So, after "No Country for Old Men," Coen cultists knew the next one was going to be extreme.

"Burn After Reading" is that, indeed.

Extremely well-cast. Extremely well-written, too (with one of those clockwork plots -- beloved of the Coens since "Blood Simple" -- in which people, fatally, act before getting all the facts).

Also extremely violent -- and, at times, extremely sad.

The story begins when mid-level CIA analyst John Malkovich gets fired -- and goes home to cold, disapproving wife Tilda Swinton. She's having an affair with serial adulterer George Clooney -- who's also having an affair with slightly desperate personal trainer Frances McDormand (who works at a gym with Brad Pitt).

Got it? Good.

Because that's when things start to get complicated -- as McDormand and Pitt try to score some money by selling secrets to the Russians, mysterious agents start shadowing other mysterious agents, Clooney gleefully unpacks various marital aids and Malkovich wanders around in his boxers, drunk and cursing. A lot.

The Malkovich character is a little sketchy, and feels a bit like one of the half-baked private jokes the Coens are prone to ("Hey, wouldn't it be funny to have John Malkovich cursing all the time?"). But Swinton is a commanding presence as the spy's icy wife, and Pitt is very funny as a frosted-hair gym rat.

Good, too, mostly, are Clooney and McDormand.
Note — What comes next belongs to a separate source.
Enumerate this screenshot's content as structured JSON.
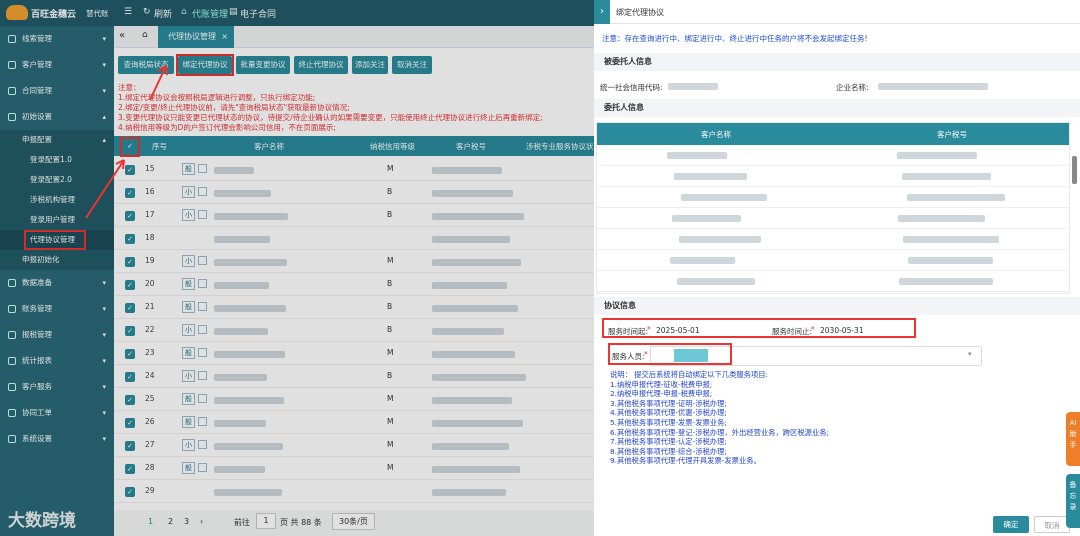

Clooney draws a very sly portrait of a narcissistic, health-conscious philanderer (who sees the boudoir as just another workout). And there's a tragic edge to McDormand's character, too -- the way she covers her disgust with her own body under a veneer of perky optimism.
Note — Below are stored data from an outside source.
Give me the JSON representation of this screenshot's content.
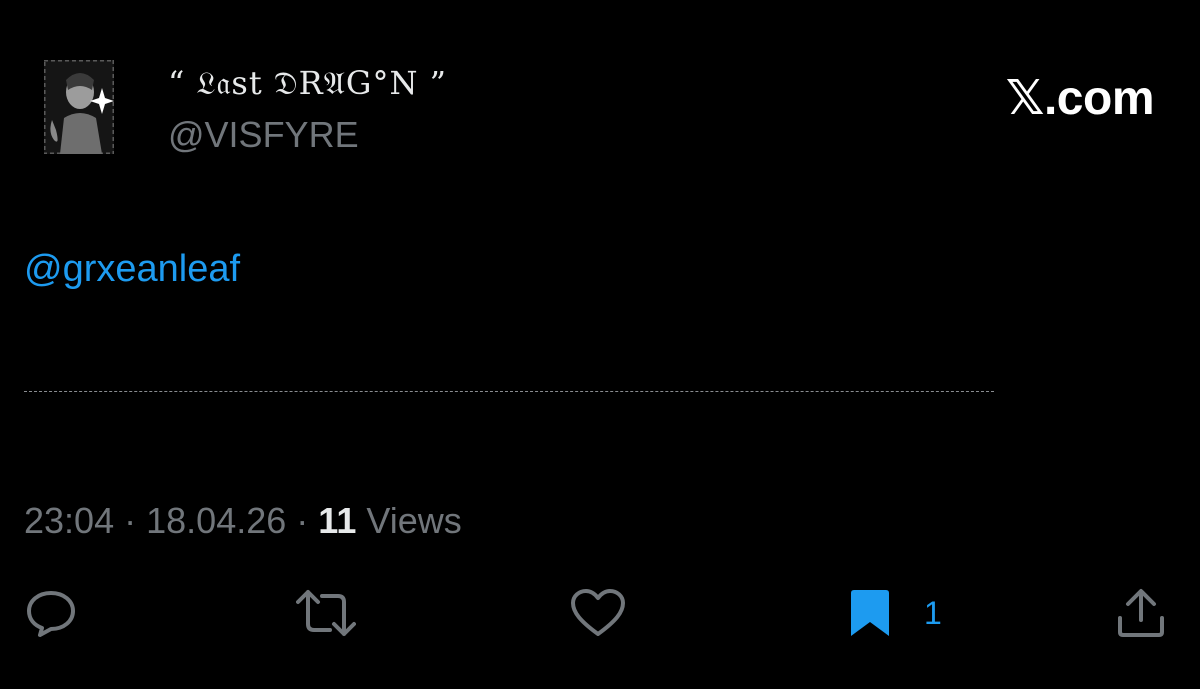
{
  "author": {
    "display_name": "“ 𝔏𝔞st 𝔇R𝔄G°N ”",
    "handle": "@VISFYRE"
  },
  "brand": "𝕏.com",
  "tweet": {
    "mention": "@grxeanleaf"
  },
  "meta": {
    "time": "23:04",
    "sep1": "·",
    "date": "18.04.26",
    "sep2": "·",
    "views_count": "11",
    "views_label": "Views"
  },
  "actions": {
    "reply_icon": "reply-icon",
    "retweet_icon": "retweet-icon",
    "like_icon": "heart-icon",
    "bookmark_icon": "bookmark-icon",
    "bookmark_count": "1",
    "share_icon": "share-icon"
  },
  "colors": {
    "background": "#000000",
    "text": "#e7e9ea",
    "secondary": "#71767b",
    "accent": "#1d9bf0"
  }
}
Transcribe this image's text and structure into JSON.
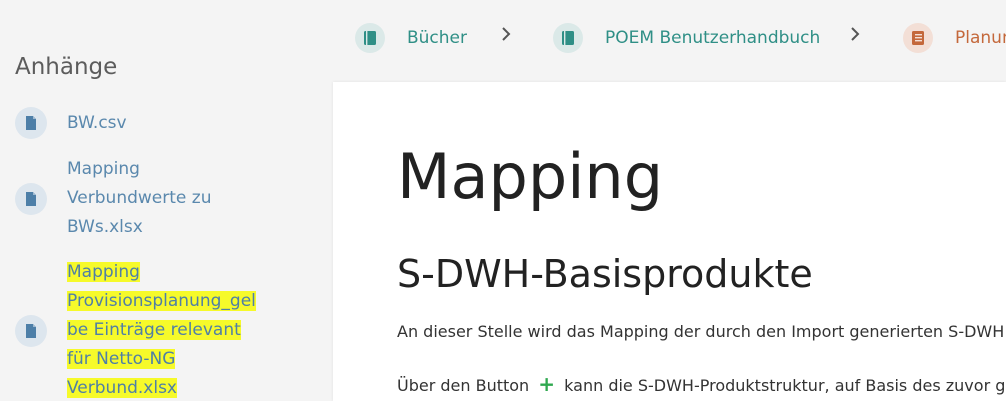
{
  "breadcrumb": {
    "items": [
      {
        "label": "Bücher",
        "icon": "book-icon"
      },
      {
        "label": "POEM Benutzerhandbuch",
        "icon": "book-icon"
      },
      {
        "label": "Planun",
        "icon": "chapter-icon"
      }
    ],
    "separator_icon": "chevron-right-icon"
  },
  "sidebar": {
    "title": "Anhänge",
    "attachments": [
      {
        "name": "BW.csv",
        "highlighted": false,
        "icon": "file-icon"
      },
      {
        "name": "Mapping Verbundwerte zu BWs.xlsx",
        "highlighted": false,
        "icon": "file-icon"
      },
      {
        "name": "Mapping Provisionsplanung_gelbe Einträge relevant für Netto-NG Verbund.xlsx",
        "highlighted": true,
        "icon": "file-icon"
      }
    ],
    "lines": {
      "a1": "BW.csv",
      "a2_1": "Mapping",
      "a2_2": "Verbundwerte zu",
      "a2_3": "BWs.xlsx",
      "a3_1": "Mapping",
      "a3_2": "Provisionsplanung_gel",
      "a3_3": "be Einträge relevant",
      "a3_4": "für Netto-NG",
      "a3_5": "Verbund.xlsx"
    }
  },
  "main": {
    "title": "Mapping",
    "section": "S-DWH-Basisprodukte",
    "para1": "An dieser Stelle wird das Mapping der durch den Import generierten S-DWH",
    "para2_before": "Über den Button",
    "para2_icon": "+",
    "para2_after": "kann die S-DWH-Produktstruktur, auf Basis des zuvor ge"
  },
  "colors": {
    "teal": "#2f8f86",
    "orange": "#c4683b",
    "link": "#5a88ad",
    "highlight": "#f6fa2a",
    "plus": "#2fa84f"
  }
}
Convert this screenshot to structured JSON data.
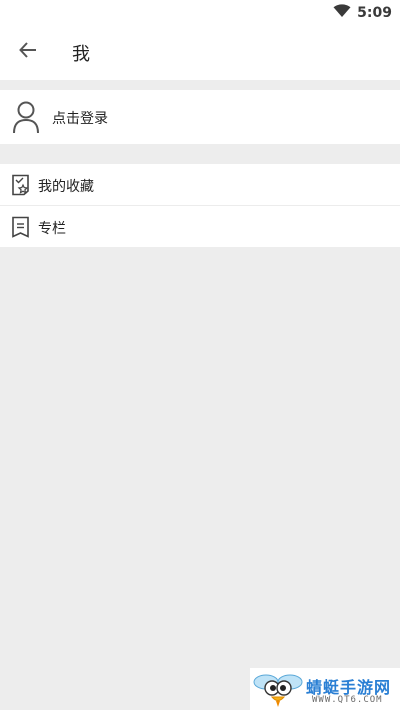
{
  "status_bar": {
    "time": "5:09",
    "wifi_icon": "wifi-icon"
  },
  "header": {
    "back_icon": "arrow-left-icon",
    "title": "我"
  },
  "login": {
    "avatar_icon": "user-avatar-icon",
    "label": "点击登录"
  },
  "menu": {
    "items": [
      {
        "icon": "favorites-star-icon",
        "label": "我的收藏"
      },
      {
        "icon": "column-bookmark-icon",
        "label": "专栏"
      }
    ]
  },
  "watermark": {
    "brand": "蜻蜓手游网",
    "url": "WWW.QT6.COM",
    "brand_color": "#2a7fd4"
  },
  "colors": {
    "background": "#ededed",
    "surface": "#ffffff",
    "text_primary": "#222222",
    "icon_gray": "#555555"
  }
}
In fact, for a comedy -- like so many Coen comedies -- "Burn After Reading" is actually rather sad, particularly when it stays with McDormand's character. There's a lovely, bittersweet tracking shot of her walking through the park, looking for the date she met online -- and passing bench after bench of men waiting for their own -- that's quietly heartbreaking.

It's a shame, in many ways, that the Coens don't stay with that simple story -- and instead bring in spies, and homicide, and the inevitable shots of stars making dumb faces for the camera. (The brothers have always been too fond of characters who aren't as smart as they think -- which tends to give their comedies a smug, superior feel).

But then it wouldn't, really, be a Coen brothers movie -- marked, as they always are, by an omniscient approach, a sardonic attitude and whiplash changes in mood. And, in the end, a subtle but very present belief in a world where, if good does not always triumph and evil is not always punished, at least the distinction between the two still matters.